Almost everyone is aware of multivitamins. Not only are multivitamins affordable and readily available at every pharmacy, they can also fulfil your daily nutritional requirement. However, this doesn’t mean that you should stop taking proper meals.

Recommended dosage:

Just like their availability multivitamins are pretty easy to consume too. Simply follow the instructions on the back of the multivitamin bottle. Typically you would be taking one or two pills a day and you’re done. For complete absorption, you should take them with food.

 

5 Protein powder:

There are so many varieties of protein powders now available in the market. You have the traditional whey protein and its newer competitor plant-based protein powder. No matter what your preference might be protein powders will benefit your muscle growth.
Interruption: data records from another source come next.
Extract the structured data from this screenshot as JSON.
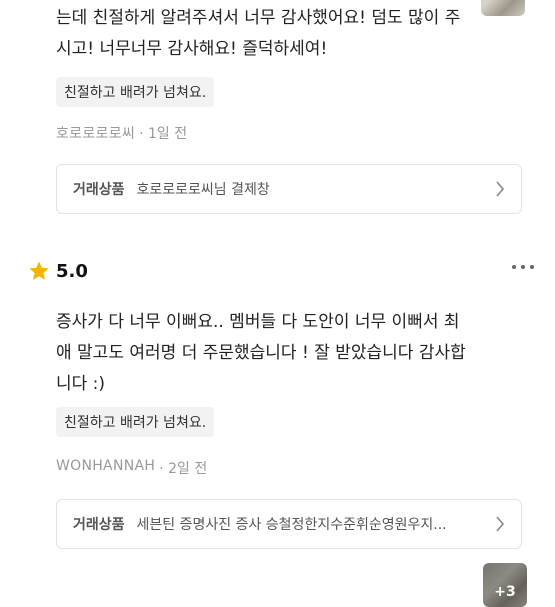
{
  "reviews": [
    {
      "text": "는데 친절하게 알려주셔서 너무 감사했어요! 덤도 많이 주시고! 너무너무 감사해요! 즐덕하세여!",
      "tag": "친절하고 배려가 넘쳐요.",
      "author": "호로로로로씨",
      "time": "· 1일 전",
      "product_label": "거래상품",
      "product_name": "호로로로로씨님 결제창"
    },
    {
      "rating": "5.0",
      "text": "증사가 다 너무 이뻐요.. 멤버들 다 도안이 너무 이뻐서 최애 말고도 여러명 더 주문했습니다 ! 잘 받았습니다 감사합니다 :)",
      "photo_more": "+3",
      "tag": "친절하고 배려가 넘쳐요.",
      "author": "WONHANNAH",
      "time": "· 2일 전",
      "product_label": "거래상품",
      "product_name": "세븐틴 증명사진 증사 승철정한지수준휘순영원우지..."
    }
  ],
  "colors": {
    "star": "#f5b400",
    "muted": "#999999",
    "tag_bg": "#f2f2f2",
    "border": "#e3e3e3"
  },
  "icons": {
    "rating": "star-icon",
    "more": "more-dots-icon",
    "product": "chevron-right-icon"
  }
}
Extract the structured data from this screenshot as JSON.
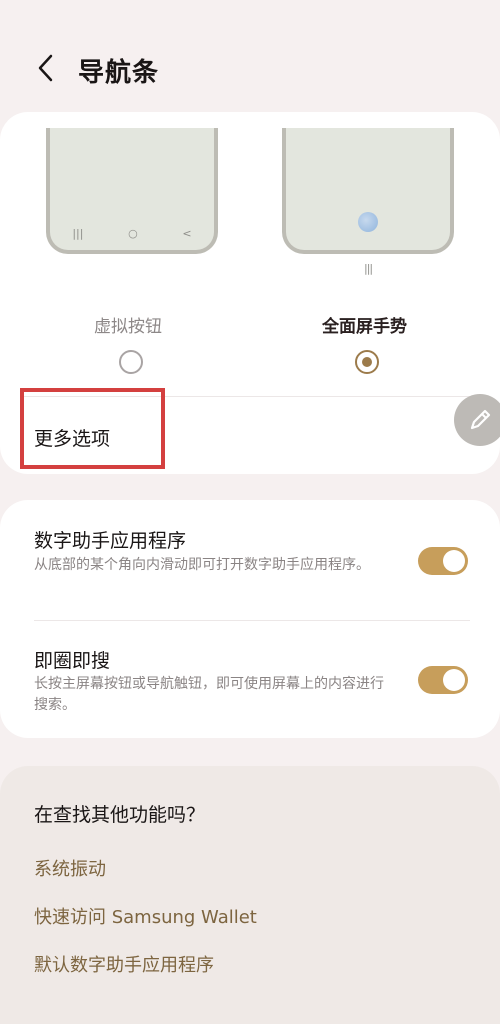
{
  "header": {
    "title": "导航条"
  },
  "nav_types": {
    "options": [
      {
        "label": "虚拟按钮",
        "selected": false
      },
      {
        "label": "全面屏手势",
        "selected": true
      }
    ],
    "virtual_buttons_icons": [
      "|||",
      "○",
      "<"
    ],
    "gesture_hint_icon": "|||"
  },
  "more_options": {
    "label": "更多选项"
  },
  "settings": [
    {
      "title": "数字助手应用程序",
      "description": "从底部的某个角向内滑动即可打开数字助手应用程序。",
      "enabled": true
    },
    {
      "title": "即圈即搜",
      "description": "长按主屏幕按钮或导航触钮，即可使用屏幕上的内容进行搜索。",
      "enabled": true
    }
  ],
  "find_more": {
    "title": "在查找其他功能吗？",
    "links": [
      "系统振动",
      "快速访问 Samsung Wallet",
      "默认数字助手应用程序"
    ]
  },
  "colors": {
    "accent": "#c79e5b",
    "highlight_box": "#d4403f",
    "link": "#7d6540"
  }
}
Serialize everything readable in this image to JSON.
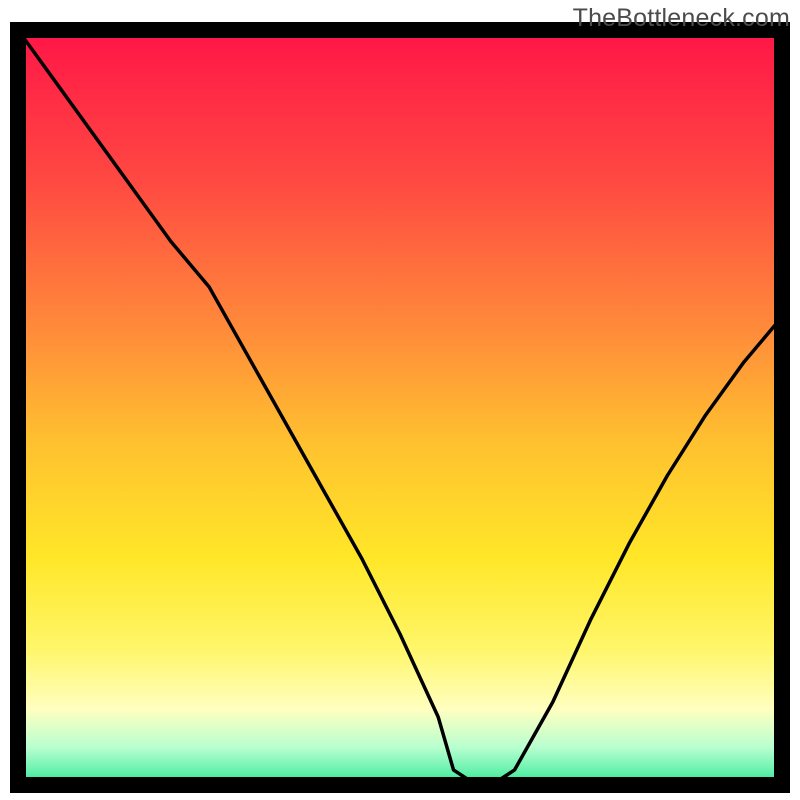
{
  "watermark": "TheBottleneck.com",
  "chart_data": {
    "type": "line",
    "title": "",
    "xlabel": "",
    "ylabel": "",
    "xlim": [
      0,
      100
    ],
    "ylim": [
      0,
      100
    ],
    "x": [
      0,
      5,
      10,
      15,
      20,
      25,
      30,
      35,
      40,
      45,
      50,
      55,
      57,
      60,
      62,
      65,
      70,
      75,
      80,
      85,
      90,
      95,
      100
    ],
    "values": [
      100,
      93,
      86,
      79,
      72,
      66,
      57,
      48,
      39,
      30,
      20,
      9,
      2,
      0,
      0,
      2,
      11,
      22,
      32,
      41,
      49,
      56,
      62
    ],
    "marker": {
      "x": 61,
      "y": 0,
      "color": "#e37c7c"
    },
    "background": {
      "type": "vertical-gradient",
      "stops": [
        {
          "pos": 0.0,
          "color": "#ff1547"
        },
        {
          "pos": 0.2,
          "color": "#ff4942"
        },
        {
          "pos": 0.4,
          "color": "#ff8c3a"
        },
        {
          "pos": 0.55,
          "color": "#ffc22f"
        },
        {
          "pos": 0.7,
          "color": "#ffe728"
        },
        {
          "pos": 0.82,
          "color": "#fff66a"
        },
        {
          "pos": 0.9,
          "color": "#ffffc0"
        },
        {
          "pos": 0.95,
          "color": "#b8ffd0"
        },
        {
          "pos": 0.985,
          "color": "#5df0a8"
        },
        {
          "pos": 1.0,
          "color": "#19e189"
        }
      ]
    },
    "frame_color": "#000000"
  }
}
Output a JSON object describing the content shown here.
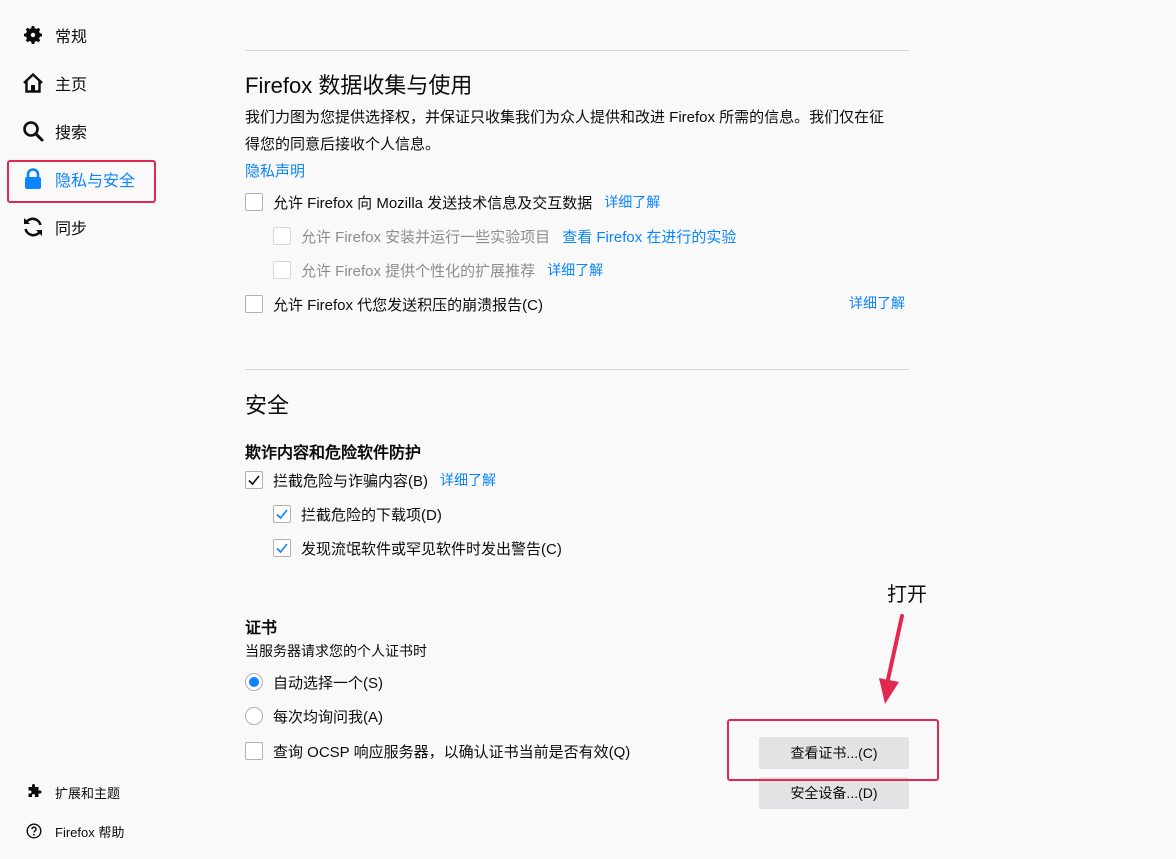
{
  "sidebar": {
    "items": [
      {
        "label": "常规",
        "icon": "gear-icon"
      },
      {
        "label": "主页",
        "icon": "home-icon"
      },
      {
        "label": "搜索",
        "icon": "search-icon"
      },
      {
        "label": "隐私与安全",
        "icon": "lock-icon",
        "active": true
      },
      {
        "label": "同步",
        "icon": "sync-icon"
      }
    ],
    "footer": [
      {
        "label": "扩展和主题",
        "icon": "puzzle-icon"
      },
      {
        "label": "Firefox 帮助",
        "icon": "help-icon"
      }
    ]
  },
  "data_collection": {
    "title": "Firefox 数据收集与使用",
    "desc_line1": "我们力图为您提供选择权，并保证只收集我们为众人提供和改进 Firefox 所需的信息。我们仅在征",
    "desc_line2": "得您的同意后接收个人信息。",
    "privacy_link": "隐私声明",
    "opt_tech": "允许 Firefox 向 Mozilla 发送技术信息及交互数据",
    "opt_tech_link": "详细了解",
    "opt_studies": "允许 Firefox 安装并运行一些实验项目",
    "opt_studies_link": "查看 Firefox 在进行的实验",
    "opt_ext": "允许 Firefox 提供个性化的扩展推荐",
    "opt_ext_link": "详细了解",
    "opt_crash": "允许 Firefox 代您发送积压的崩溃报告(C)",
    "opt_crash_link": "详细了解"
  },
  "security": {
    "title": "安全",
    "phishing_header": "欺诈内容和危险软件防护",
    "block_dangerous": "拦截危险与诈骗内容(B)",
    "block_dangerous_link": "详细了解",
    "block_downloads": "拦截危险的下载项(D)",
    "warn_unwanted": "发现流氓软件或罕见软件时发出警告(C)"
  },
  "certificates": {
    "header": "证书",
    "desc": "当服务器请求您的个人证书时",
    "radio_auto": "自动选择一个(S)",
    "radio_ask": "每次均询问我(A)",
    "ocsp": "查询 OCSP 响应服务器，以确认证书当前是否有效(Q)",
    "view_button": "查看证书...(C)",
    "devices_button": "安全设备...(D)"
  },
  "annotation": {
    "text": "打开",
    "color": "#e22850"
  }
}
Protein powders are ready to drink protein source that helps your muscle growth and repair.

Recommended dosage:

Protein powders work more efficiently when taken right after a workout. They come in a variety of flavours and can be taken mixed with milk or water. You should check the container of your protein powder to know the exact dosage for consumption. One serving of protein powder typically contains 20-30 grams of protein.

 

These are the top 5 supplements for Crossfit. Incorporate these in your diet to get the maximum out of your workout.